那头很快接起来,他交代了几句,让对方今天去把那套房子彻底打扫一遍。
“多备几套洗漱用品和换洗的居家服,尺码要小号的。”
挂了电话,他又拨了另一个号码。
与此同时,楚宁也拨通了苏可可的电话。
响了好几声,那头才接起来,苏可可的声音又软又哑,带着没睡醒的鼻音:“谁啊......”
“是我。”楚宁看着电梯面板上跳动的数字,语气不紧不慢,“看到你发的消息了,约在哪见?”
苏可可卧室里只亮着一盏壁灯,光线昏昏的,最适合睡觉。
她眯着眼看了一眼手机屏幕,才八点。
她把脸埋回枕头里,声音含混:“姐你干嘛呀,这么早......我还在睡呢,等我睡醒再说——”

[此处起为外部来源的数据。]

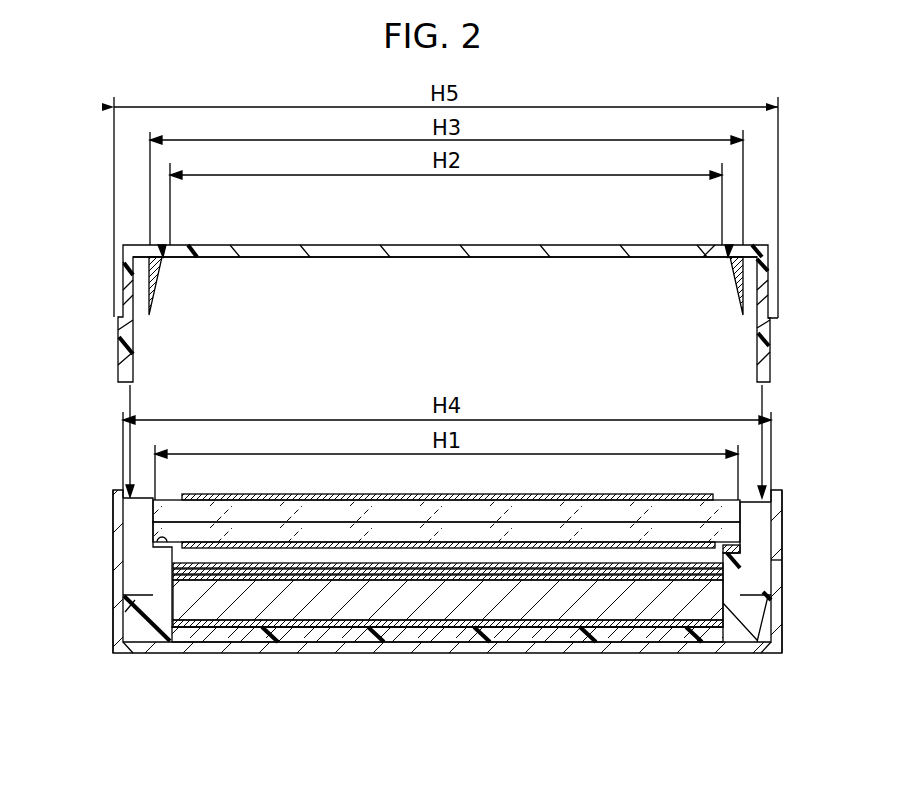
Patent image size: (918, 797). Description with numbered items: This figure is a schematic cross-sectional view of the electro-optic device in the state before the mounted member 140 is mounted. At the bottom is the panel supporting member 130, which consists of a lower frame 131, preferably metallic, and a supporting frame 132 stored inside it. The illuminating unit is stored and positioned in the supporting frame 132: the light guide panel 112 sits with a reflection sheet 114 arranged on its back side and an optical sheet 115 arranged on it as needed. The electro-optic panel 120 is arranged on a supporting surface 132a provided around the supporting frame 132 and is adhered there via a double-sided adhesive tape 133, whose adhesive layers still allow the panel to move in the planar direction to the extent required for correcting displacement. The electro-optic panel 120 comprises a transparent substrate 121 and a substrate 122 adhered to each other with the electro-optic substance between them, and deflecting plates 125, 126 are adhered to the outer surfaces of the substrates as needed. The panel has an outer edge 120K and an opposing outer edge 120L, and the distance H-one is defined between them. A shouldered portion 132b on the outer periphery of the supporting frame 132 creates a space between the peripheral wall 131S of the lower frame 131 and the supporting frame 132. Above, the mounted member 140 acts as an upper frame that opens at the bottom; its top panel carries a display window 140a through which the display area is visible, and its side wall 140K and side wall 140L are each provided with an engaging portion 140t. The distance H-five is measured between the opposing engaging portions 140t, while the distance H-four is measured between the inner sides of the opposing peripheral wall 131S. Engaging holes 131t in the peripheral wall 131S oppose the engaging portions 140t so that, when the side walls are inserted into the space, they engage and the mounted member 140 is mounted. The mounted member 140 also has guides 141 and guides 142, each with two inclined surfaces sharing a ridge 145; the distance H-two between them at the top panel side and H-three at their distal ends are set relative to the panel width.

The mounted member 140 is at (104, 224).
The display window 140a is at (379, 246).
The side wall 140L is at (122, 276).
The side wall 140K is at (762, 285).
The engaging portion 140t is at (118, 333).
The guide 141 is at (734, 256).
The guide 142 is at (162, 256).
The ridge 145 is at (160, 290).
The electro-optic panel 120 is at (446, 449).
The outer edge 120L is at (156, 500).
The outer edge 120K is at (740, 502).
The substrate 121 is at (236, 512).
The substrate 122 is at (341, 527).
The deflecting plate 125 is at (650, 540).
The deflecting plate 126 is at (558, 496).
The double-sided adhesive tape 133 is at (729, 512).
The panel supporting member 130 is at (449, 610).
The lower frame 131 is at (255, 652).
The peripheral wall 131S is at (113, 600).
The engaging hole 131t is at (776, 568).
The supporting frame 132 is at (319, 635).
The supporting surface 132a is at (160, 538).
The shouldered portion 132b is at (150, 642).
The light guide panel 112 is at (458, 600).
The reflection sheet 114 is at (590, 628).
The optical sheet 115 is at (665, 578).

“现在。”楚宁打断她,声音不大,但语气没有商量的余地,“马上起床。”
苏可可被这从未有过的强硬态度弄得愣了一下。
她姐平时说话都是温温柔柔的,今天怎么了?
该不会是跟那个追她的人吵架了吧?
苏可可一下子不困了,睁开眼坐起来,报了市中心那家最大奢侈品商场的名字。
挂了电话,她踢开被子跳下床,刷牙洗脸换衣服,前前后后不到十分钟,然后像一阵风似的跑下楼。
苏妈妈站整改料理她那些花花草草,下人们在她身后小心拿着工具和营养液。
看到苏可可这个点下楼,她放下剪刀笑了:“太阳打西边出来了?今天起这么早。”
苏可可调皮地眨眨眼:“今天有约。”
说完便像一阵风一样冲出了家门。